• Sonuç bulunamadı

2.2. Turistik Tüketici Deneyimi ile Tüketici Memnuniyeti, Tüketici Sadakat

2.2.2. Tüketici Sadakati

Tüketici sadakati, gerek turizm alanında gerekse farklı alanlarda birçok çalışmaya (Bowen ve Chen, 2001; Baloglu, 2002; Back ve Parks, 2003; Back, 2005; Chi ve Qu, 2008; McMullan ve Gilmore, 2008; Yuksel, Yuksel ve Bilim, 2010; Dolnicar vd., 2011; Forgas- Coll vd., 2012; Tanford ve Baloglu, 2013; Zhang vd., 2014; Kim, Vogt ve Knutson, 2015; Tanford, 2016; McCall ve McMahon, 2016) konu olmuştur. Sadakat kavramının bu denli incelenmesinin temel nedeni, tüketicinin bir ürünü gelecekte tekrar satın alma davranışını anlamaya ve açıklamaya çalışmaktır. Zira işletmeler, ürünlerini tekrar tekrar satabildikleri ölçüde pazardaki varlıklarını sürdürebileceklerdir.

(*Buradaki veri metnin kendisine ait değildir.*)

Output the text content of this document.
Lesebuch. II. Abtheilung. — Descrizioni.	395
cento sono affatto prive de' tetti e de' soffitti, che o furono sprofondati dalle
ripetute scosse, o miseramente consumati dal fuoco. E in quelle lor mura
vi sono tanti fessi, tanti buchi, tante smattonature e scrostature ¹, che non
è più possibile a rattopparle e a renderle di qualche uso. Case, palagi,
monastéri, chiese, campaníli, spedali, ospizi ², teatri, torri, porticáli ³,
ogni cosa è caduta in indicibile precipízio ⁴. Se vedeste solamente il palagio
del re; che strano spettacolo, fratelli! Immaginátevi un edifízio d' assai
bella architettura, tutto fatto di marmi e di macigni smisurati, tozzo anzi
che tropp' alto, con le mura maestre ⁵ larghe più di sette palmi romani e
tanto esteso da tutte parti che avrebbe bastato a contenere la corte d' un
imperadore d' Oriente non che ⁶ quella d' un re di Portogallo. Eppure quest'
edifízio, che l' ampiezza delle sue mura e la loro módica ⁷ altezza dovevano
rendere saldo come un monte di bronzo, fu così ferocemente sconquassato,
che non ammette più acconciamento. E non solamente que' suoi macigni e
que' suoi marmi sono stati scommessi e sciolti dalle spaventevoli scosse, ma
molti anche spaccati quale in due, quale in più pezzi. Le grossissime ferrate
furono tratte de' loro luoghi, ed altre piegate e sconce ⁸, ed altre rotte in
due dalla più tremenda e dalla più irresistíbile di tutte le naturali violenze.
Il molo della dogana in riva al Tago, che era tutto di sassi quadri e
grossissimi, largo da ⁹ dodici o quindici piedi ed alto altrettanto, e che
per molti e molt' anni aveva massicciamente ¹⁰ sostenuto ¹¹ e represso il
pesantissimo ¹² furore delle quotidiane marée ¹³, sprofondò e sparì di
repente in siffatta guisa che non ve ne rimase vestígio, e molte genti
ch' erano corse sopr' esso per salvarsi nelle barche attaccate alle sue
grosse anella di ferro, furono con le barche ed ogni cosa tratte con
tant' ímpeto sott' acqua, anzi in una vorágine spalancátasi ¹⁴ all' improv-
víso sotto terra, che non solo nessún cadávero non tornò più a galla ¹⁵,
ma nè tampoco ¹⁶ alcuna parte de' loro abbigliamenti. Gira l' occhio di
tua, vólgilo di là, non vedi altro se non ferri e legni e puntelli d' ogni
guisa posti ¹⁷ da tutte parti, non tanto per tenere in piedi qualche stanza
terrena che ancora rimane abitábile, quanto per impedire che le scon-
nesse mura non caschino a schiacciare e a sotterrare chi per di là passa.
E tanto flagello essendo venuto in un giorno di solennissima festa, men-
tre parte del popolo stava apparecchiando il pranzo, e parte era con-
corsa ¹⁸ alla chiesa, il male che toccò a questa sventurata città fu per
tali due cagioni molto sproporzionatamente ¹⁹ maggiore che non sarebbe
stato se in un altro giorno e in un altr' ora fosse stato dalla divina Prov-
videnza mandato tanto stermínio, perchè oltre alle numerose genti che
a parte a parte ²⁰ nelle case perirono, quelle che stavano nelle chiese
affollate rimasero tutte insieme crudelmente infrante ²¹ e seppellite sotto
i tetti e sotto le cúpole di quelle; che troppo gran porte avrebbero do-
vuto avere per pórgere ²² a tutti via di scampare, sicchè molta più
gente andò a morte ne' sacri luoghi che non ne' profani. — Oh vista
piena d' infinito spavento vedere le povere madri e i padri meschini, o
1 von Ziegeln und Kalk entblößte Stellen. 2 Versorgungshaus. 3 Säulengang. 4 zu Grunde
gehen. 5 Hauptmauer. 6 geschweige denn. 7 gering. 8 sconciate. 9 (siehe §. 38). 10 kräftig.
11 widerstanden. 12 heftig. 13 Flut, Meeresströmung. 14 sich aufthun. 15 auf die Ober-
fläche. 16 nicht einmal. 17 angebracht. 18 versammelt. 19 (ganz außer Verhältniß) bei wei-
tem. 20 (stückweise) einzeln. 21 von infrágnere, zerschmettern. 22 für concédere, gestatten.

“Bir ürünün gelecekte istikrarlı bir şekilde tekrar satın alınmasına ilişkin güçlü bağlılık” (Oliver, 1999, s. 34) olarak tanımlanan sadakat, çok boyutlu bir kavramdır. Farklı bakış açıları bulunmakla birlikte, literatürde (Dick ve Basu, 1994; Baloglu, 2002; Skogland ve Siguaw, 2004; Yi ve La, 2004; Tanford ve Baloglu, 2013; Kim, Vogt ve Knutson, 2015) genel olarak sadakat kavramı, davranışsal ve tutumsal sadakat olmak üzere iki boyutlu olarak ele alınmaktadır.

Davranışsal sadakat ile aynı ürünün/markanın tüketici tarafından tekrar satın alınması kastedilmektedir (Baloglu, 2002). Aynı işletmeden sürekli mal/hizmet alımı, diğer bir ifadeyle, o işletmenin sürekli müşterisi olma durumu veya satın alma sıklığı gibi durumlar, davranışsal sadakati yansıtmaktadır. Bu yaklaşıma göre tutarlı ve tekrarlanan satın almalar, sadakatin bir göstergesidir. Ancak aynı işletmeden tekrarlı ve sürekli satın almalar her zaman psikolojik bir bağlılığın sonucu olmayabilir. Söz konusu sürekli ve tekrarlı satın almalar, durumsal etkilerden de kaynaklanıyor olabilir (Bowen ve Chen, 2001). Durumsal etkiler, genellikle seçenek azlığı, fiyat, fiziksel yakınlık gibi faktörler nedeniyle ortaya çıkmaktadır. Tüketiciler bu faktörlerden dolayı sürekli aynı işletmeyi veya ürünü tercih ediyor olabilir. Bu nedenle, sık satın alma faaliyeti, sadakatin her zaman doğru bir göstergesi olmayabilir.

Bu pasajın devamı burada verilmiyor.